Le projet « Gas to Power » initié par le Maroc doit courir jusqu'en 2025 et sans doute au-delà. Il consiste en la réalisation des différentes infrastructures :
- une jetée maritime et un terminal GNL incluant des bacs de stockage à Jorf Lasfar, à environ 120 km au sud de Casablanca ;
- quatre centrales électriques à cycles combinés CCGT à gaz, totalisant une puissance d'environ 2,4 GW. Deux seront construites à Jorf Lasfar et deux autres à Dhar Doum, au nord de Kénitra.
- des bretelles de raccordement des centrales CCGT et éventuellement des cavités souterraines de stockage du gaz;
- un gazoduc de transport reliant le terminal GNL au Gazoduc Maghreb Europe existant près de Tanger sur environ 400 km, en desservant au passage les centres de consommation des régions de Casablanca, Mohammedia et Kenitra.
A travers ce plan, il s'agit essentiellement de construire un terminal gazier à Jorf Lasfar pour réceptionner du gaz naturel liquide (GNL) arrivé par bateau depuis la vingtaine de pays qui ont déjà exprimé leur intérêt. Sur place, le liquide est re-gazéifié, puis acheminé, via gazoduc, vers différentes centrales sur le territoire, à construire ou à adapter. Le coût de ce projet est évalué à 4,6 milliards de dollars.

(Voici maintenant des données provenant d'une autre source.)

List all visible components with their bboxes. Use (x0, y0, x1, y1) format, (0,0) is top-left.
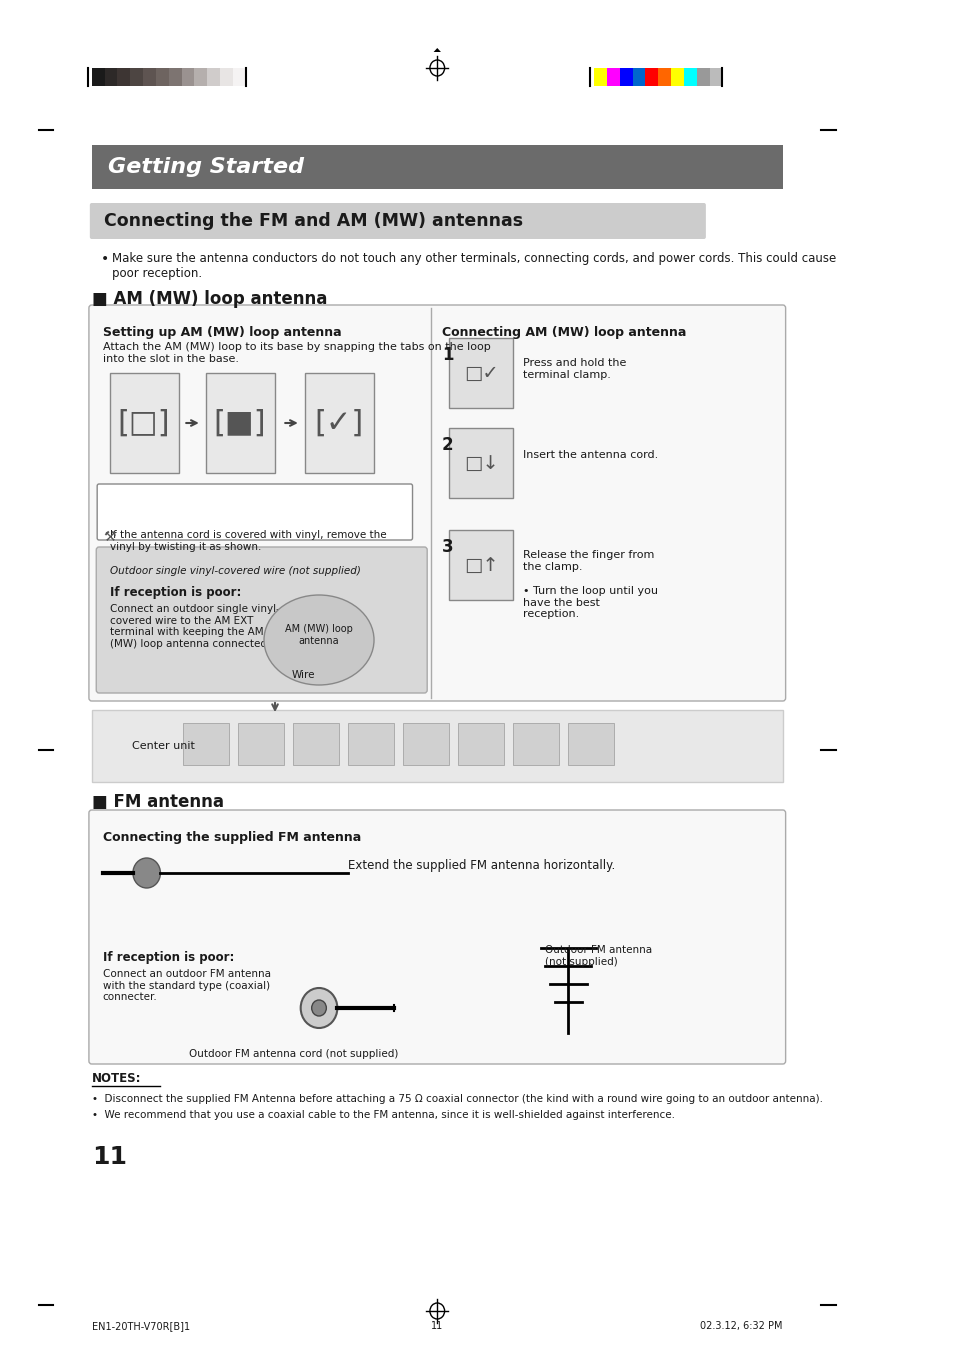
Text: Connect an outdoor single vinyl-
covered wire to the AM EXT
terminal with keepin: Connect an outdoor single vinyl- covered… (110, 604, 279, 649)
Text: [■]: [■] (213, 408, 266, 438)
Text: Extend the supplied FM antenna horizontally.: Extend the supplied FM antenna horizonta… (348, 859, 615, 872)
Text: Connecting AM (MW) loop antenna: Connecting AM (MW) loop antenna (441, 326, 685, 339)
Text: Setting up AM (MW) loop antenna: Setting up AM (MW) loop antenna (103, 326, 341, 339)
Text: If the antenna cord is covered with vinyl, remove the
vinyl by twisting it as sh: If the antenna cord is covered with viny… (110, 530, 386, 552)
Bar (91, 68, 105, 87)
Text: Insert the antenna cord.: Insert the antenna cord. (522, 450, 657, 460)
Bar (117, 68, 130, 87)
Text: AM (MW) loop
antenna: AM (MW) loop antenna (285, 625, 353, 646)
Polygon shape (434, 49, 440, 51)
Bar (130, 68, 143, 87)
FancyBboxPatch shape (90, 203, 705, 239)
Bar (568, 723, 614, 765)
Text: 11: 11 (431, 1321, 443, 1330)
Circle shape (312, 1000, 326, 1015)
Text: •: • (101, 251, 109, 266)
Bar (619, 68, 632, 87)
Bar (194, 68, 207, 87)
Text: 1: 1 (441, 346, 453, 364)
Circle shape (132, 859, 160, 888)
Text: [✓]: [✓] (314, 408, 363, 438)
Bar (91, 710, 782, 781)
Bar (606, 68, 619, 87)
Text: □✓: □✓ (463, 364, 498, 383)
Bar (220, 68, 233, 87)
Text: □↑: □↑ (463, 556, 498, 575)
Bar (233, 68, 246, 87)
Bar (91, 206, 703, 237)
Bar (91, 145, 782, 189)
Text: Release the finger from
the clamp.: Release the finger from the clamp. (522, 550, 653, 572)
Bar (594, 68, 606, 87)
Bar (513, 723, 558, 765)
Bar (709, 68, 721, 87)
Bar (683, 68, 696, 87)
Bar (305, 373, 374, 473)
Text: If reception is poor:: If reception is poor: (103, 950, 233, 964)
Text: Outdoor FM antenna
(not supplied): Outdoor FM antenna (not supplied) (545, 945, 652, 967)
Bar (206, 373, 274, 473)
Text: EN1-20TH-V70R[B]1: EN1-20TH-V70R[B]1 (91, 1321, 190, 1330)
Bar (181, 68, 194, 87)
Bar (449, 530, 513, 600)
Bar (457, 723, 504, 765)
Bar (403, 723, 449, 765)
Bar (155, 68, 169, 87)
Text: Press and hold the
terminal clamp.: Press and hold the terminal clamp. (522, 358, 625, 380)
Bar (143, 68, 155, 87)
Text: If reception is poor:: If reception is poor: (110, 585, 241, 599)
Text: Getting Started: Getting Started (108, 157, 304, 177)
Text: Center unit: Center unit (132, 741, 194, 750)
Bar (293, 723, 339, 765)
Circle shape (300, 988, 337, 1028)
Bar (644, 68, 658, 87)
FancyBboxPatch shape (89, 306, 785, 700)
Text: ⚒: ⚒ (104, 530, 116, 544)
Text: •  Disconnect the supplied FM Antenna before attaching a 75 Ω coaxial connector : • Disconnect the supplied FM Antenna bef… (91, 1094, 821, 1105)
Text: Outdoor FM antenna cord (not supplied): Outdoor FM antenna cord (not supplied) (189, 1049, 397, 1059)
Text: Make sure the antenna conductors do not touch any other terminals, connecting co: Make sure the antenna conductors do not … (112, 251, 835, 280)
Text: Connecting the FM and AM (MW) antennas: Connecting the FM and AM (MW) antennas (104, 212, 522, 230)
Ellipse shape (264, 595, 374, 685)
Bar (449, 429, 513, 498)
FancyBboxPatch shape (89, 810, 785, 1064)
Text: •  We recommend that you use a coaxial cable to the FM antenna, since it is well: • We recommend that you use a coaxial ca… (91, 1110, 674, 1119)
Text: [□]: [□] (117, 408, 170, 438)
Text: Wire: Wire (292, 671, 314, 680)
Bar (183, 723, 229, 765)
Text: 11: 11 (91, 1145, 127, 1169)
Text: 3: 3 (441, 538, 453, 556)
Text: Attach the AM (MW) loop to its base by snapping the tabs on the loop
into the sl: Attach the AM (MW) loop to its base by s… (103, 342, 490, 364)
Bar (348, 723, 394, 765)
Text: ■ AM (MW) loop antenna: ■ AM (MW) loop antenna (91, 289, 327, 308)
Text: 2: 2 (441, 435, 453, 454)
Text: NOTES:: NOTES: (91, 1072, 141, 1086)
FancyBboxPatch shape (97, 484, 412, 539)
Text: Outdoor single vinyl-covered wire (not supplied): Outdoor single vinyl-covered wire (not s… (110, 566, 360, 576)
Bar (658, 68, 670, 87)
Bar (207, 68, 220, 87)
Bar (670, 68, 683, 87)
Bar (105, 68, 117, 87)
Text: 02.3.12, 6:32 PM: 02.3.12, 6:32 PM (700, 1321, 782, 1330)
Text: □↓: □↓ (463, 453, 498, 472)
Bar (238, 723, 284, 765)
FancyBboxPatch shape (96, 548, 427, 694)
Bar (696, 68, 709, 87)
Bar (110, 373, 178, 473)
Text: • Turn the loop until you
have the best
reception.: • Turn the loop until you have the best … (522, 585, 657, 619)
Bar (169, 68, 181, 87)
Bar (632, 68, 644, 87)
Text: Connect an outdoor FM antenna
with the standard type (coaxial)
connecter.: Connect an outdoor FM antenna with the s… (103, 969, 271, 1002)
Bar (449, 338, 513, 408)
Text: ■ FM antenna: ■ FM antenna (91, 794, 223, 811)
Text: Connecting the supplied FM antenna: Connecting the supplied FM antenna (103, 831, 360, 844)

Le Maroc va donc devoir coordonner son plan gazier avec ce nouveau projet qui s'inscrit dans le cadre d'une vaste offensive diplomatique du Maroc en Afrique. La réalisation du plan Gas to power doit s'étaler sur une dizaine d'années. Une centaine d'entreprises, dont EDF, ENGIE ou GAZPROM ont d'ores et déjà répondu à l'appel à manifestation d'intérêt.
Le Maroc et le Nigéria ont signé bien plus qu'un accord pour acheminer le gaz vers le Royaume, qui en a besoin pour diversifier son mix énergétique. Le recours à l'importation par le gazoduc ouest-africain pourrait cependant remettre en cause la structuration actuelle du plan. Celui-ci mise, jusqu'ici, sur l'importation de gaz naturel liquéfié (GNL) par voie de mer via un port dédié encore à construire. Les infrastructures portuaires et de regazéification représentent ainsi à elles seules près de 30% du coût de tout le Plan « Gas to power », évalué en 2014 à 4,6 milliards d'euros par le ministère de l'Industrie, alors que, par ailleurs, le Maroc prévoit près de 15 milliards de dollars d'investissements (surtout via des capitaux privés) dans les énergies vertes d'ici à 2030.
2.3 Le gazoduc Nigéria-Maroc, levier pour l'indépendance gazière
L'approvisionnement en gaz de nos deux centrales se fait sur les quantités perçues au titre des royalties du passage du gazoduc Algérie-Espagne par le territoire marocain. En effet, le Maroc et l'Algérie sont liés par un contrat qui autorise notre voisin à utiliser un gazoduc traversant le Maroc pour approvisionner le marché européen. En contrepartie, le Royaume obtient des redevances en nature, sous forme de gaz. En tout, le Maroc pompe quelque 750 millions de m3 de gaz, par an, sur ce pipeline. Dans la Loi de Finances 2016, la valeur de cette quantité de gaz est évaluée à quelque 2 milliards de dirhams.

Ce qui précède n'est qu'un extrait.